Applying Connecticut law, a Connecticut state trial court has held that no coverage exists under a real estate errors and omissions policy for a lawsuit brought by property investors against two real estate professionals arising from the purported mismanagement of property investment companies.  Sarfaty v. United States Liab. Ins. Co., 2018 WL 3060110 (Conn. Super. Ct. May 25, 2018).

The insureds, two real estate professionals, were managers of two limited liability companies formed to purchase two properties.  The insureds represented the companies in several transactions with other entities to lease the properties and obtain purchase options.  Unbeknownst to the investors, at the time, the insureds held interests in those entities.

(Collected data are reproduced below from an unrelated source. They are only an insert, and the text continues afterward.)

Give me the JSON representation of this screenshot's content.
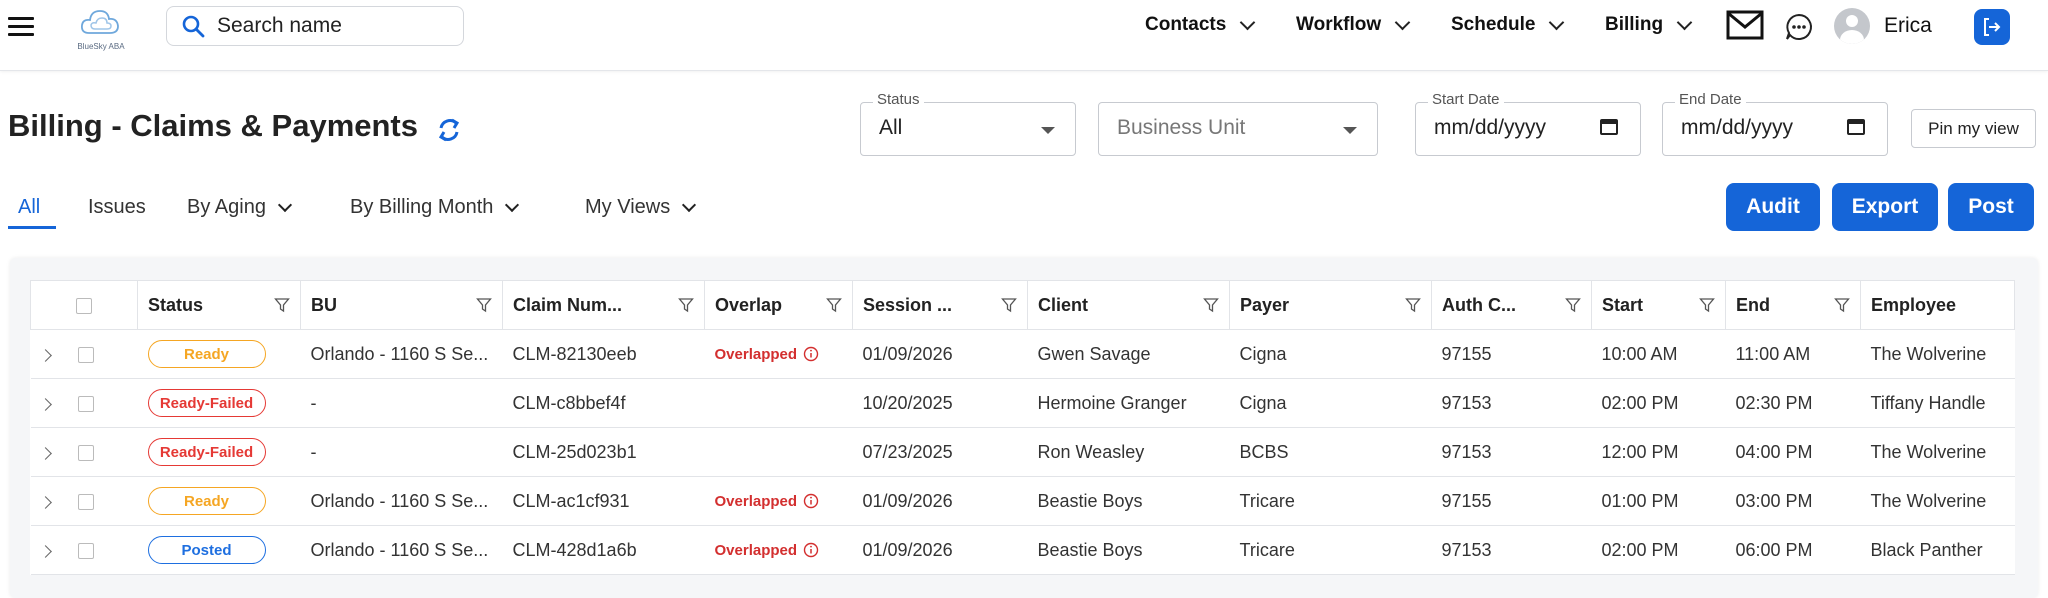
{
  "app": {
    "logo_text": "BlueSky ABA"
  },
  "search": {
    "placeholder": "Search name"
  },
  "nav": [
    {
      "label": "Contacts"
    },
    {
      "label": "Workflow"
    },
    {
      "label": "Schedule"
    },
    {
      "label": "Billing"
    }
  ],
  "user": {
    "name": "Erica"
  },
  "page": {
    "title": "Billing - Claims & Payments"
  },
  "filters": {
    "status": {
      "label": "Status",
      "value": "All"
    },
    "business_unit": {
      "placeholder": "Business Unit"
    },
    "start_date": {
      "label": "Start Date",
      "placeholder": "mm/dd/yyyy"
    },
    "end_date": {
      "label": "End Date",
      "placeholder": "mm/dd/yyyy"
    },
    "pin_label": "Pin my view"
  },
  "tabs": [
    {
      "label": "All",
      "active": true
    },
    {
      "label": "Issues"
    },
    {
      "label": "By Aging"
    },
    {
      "label": "By Billing Month"
    },
    {
      "label": "My Views"
    }
  ],
  "actions": {
    "audit": "Audit",
    "export": "Export",
    "post": "Post"
  },
  "table": {
    "columns": [
      "Status",
      "BU",
      "Claim Num...",
      "Overlap",
      "Session ...",
      "Client",
      "Payer",
      "Auth C...",
      "Start",
      "End",
      "Employee"
    ],
    "rows": [
      {
        "status": "Ready",
        "bu": "Orlando - 1160 S Se...",
        "claim": "CLM-82130eeb",
        "overlap": "Overlapped",
        "session": "01/09/2026",
        "client": "Gwen Savage",
        "payer": "Cigna",
        "auth": "97155",
        "start": "10:00 AM",
        "end": "11:00 AM",
        "employee": "The Wolverine"
      },
      {
        "status": "Ready-Failed",
        "bu": "-",
        "claim": "CLM-c8bbef4f",
        "overlap": "",
        "session": "10/20/2025",
        "client": "Hermoine Granger",
        "payer": "Cigna",
        "auth": "97153",
        "start": "02:00 PM",
        "end": "02:30 PM",
        "employee": "Tiffany Handle"
      },
      {
        "status": "Ready-Failed",
        "bu": "-",
        "claim": "CLM-25d023b1",
        "overlap": "",
        "session": "07/23/2025",
        "client": "Ron Weasley",
        "payer": "BCBS",
        "auth": "97153",
        "start": "12:00 PM",
        "end": "04:00 PM",
        "employee": "The Wolverine"
      },
      {
        "status": "Ready",
        "bu": "Orlando - 1160 S Se...",
        "claim": "CLM-ac1cf931",
        "overlap": "Overlapped",
        "session": "01/09/2026",
        "client": "Beastie Boys",
        "payer": "Tricare",
        "auth": "97155",
        "start": "01:00 PM",
        "end": "03:00 PM",
        "employee": "The Wolverine"
      },
      {
        "status": "Posted",
        "bu": "Orlando - 1160 S Se...",
        "claim": "CLM-428d1a6b",
        "overlap": "Overlapped",
        "session": "01/09/2026",
        "client": "Beastie Boys",
        "payer": "Tricare",
        "auth": "97153",
        "start": "02:00 PM",
        "end": "06:00 PM",
        "employee": "Black Panther"
      }
    ]
  },
  "colors": {
    "accent": "#1565d8",
    "ready": "#f5a623",
    "failed": "#e53935",
    "posted": "#1e6fe0",
    "overlap": "#d32f2f"
  }
}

Subsequently, the investors brought suit against the insureds for mismanaging the properties and failing to disclose that they acted as dual agents in the transactions.  The insureds tendered coverage under a real estate errors and omissions policy.  The insurer defended the suit but denied indemnity coverage on the basis that the lawsuit was excluded from coverage.

In the litigation that followed, the trial court held that a “joint ventures” exclusion barred coverage for the lawsuit.  The exclusion barred from coverage “any Claim arising out of, directly or indirectly resulting from, based upon or in any way involving any actual or alleged: … formulation, promotion, syndication, offer, sale or management of any limited or general partnership or real estate investment trust or any interest therein.”  The court held that, although the entities were set up as limited liability companies, the entities “acted, and were treated like” partnerships formed to manage real estate investments.  According to the court, the insureds “actively managed” the real estate investments.

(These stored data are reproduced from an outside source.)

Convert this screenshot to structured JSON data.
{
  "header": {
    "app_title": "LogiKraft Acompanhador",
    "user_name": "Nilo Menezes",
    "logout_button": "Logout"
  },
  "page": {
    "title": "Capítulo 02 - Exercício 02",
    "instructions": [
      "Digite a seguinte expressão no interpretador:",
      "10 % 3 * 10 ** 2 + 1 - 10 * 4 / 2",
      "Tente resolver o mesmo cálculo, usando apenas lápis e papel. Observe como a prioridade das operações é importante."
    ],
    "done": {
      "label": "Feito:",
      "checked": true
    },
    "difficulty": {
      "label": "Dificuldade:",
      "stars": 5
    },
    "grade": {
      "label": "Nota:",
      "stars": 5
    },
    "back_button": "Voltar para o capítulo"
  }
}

In addition, the trial court held that a “personally owned property exclusion” barred coverage for claims arising from one of the entities.  The exclusion barred from coverage “any Claim arising out of, directly or indirectly resulting from, based upon, or in any way involving any actual or alleged purchase [of] real property by, or the sale, leasing or property management or property developed, constructed or owned by [an insured or any entity in which an insured has a financial interest].”  The court found that the exclusion applied to claims arising from the management of one of the entities, because one of the insureds owned the property the entity sought to purchase and therefore had a “direct financial interest” in its purchase.

Finally, the trial court held that a “business enterprise exclusion” did not apply.  The exclusion barred coverage for the rendering of professional services to a non-insured real estate company.  The court held that the insureds had only provided real estate services on behalf of the named insured.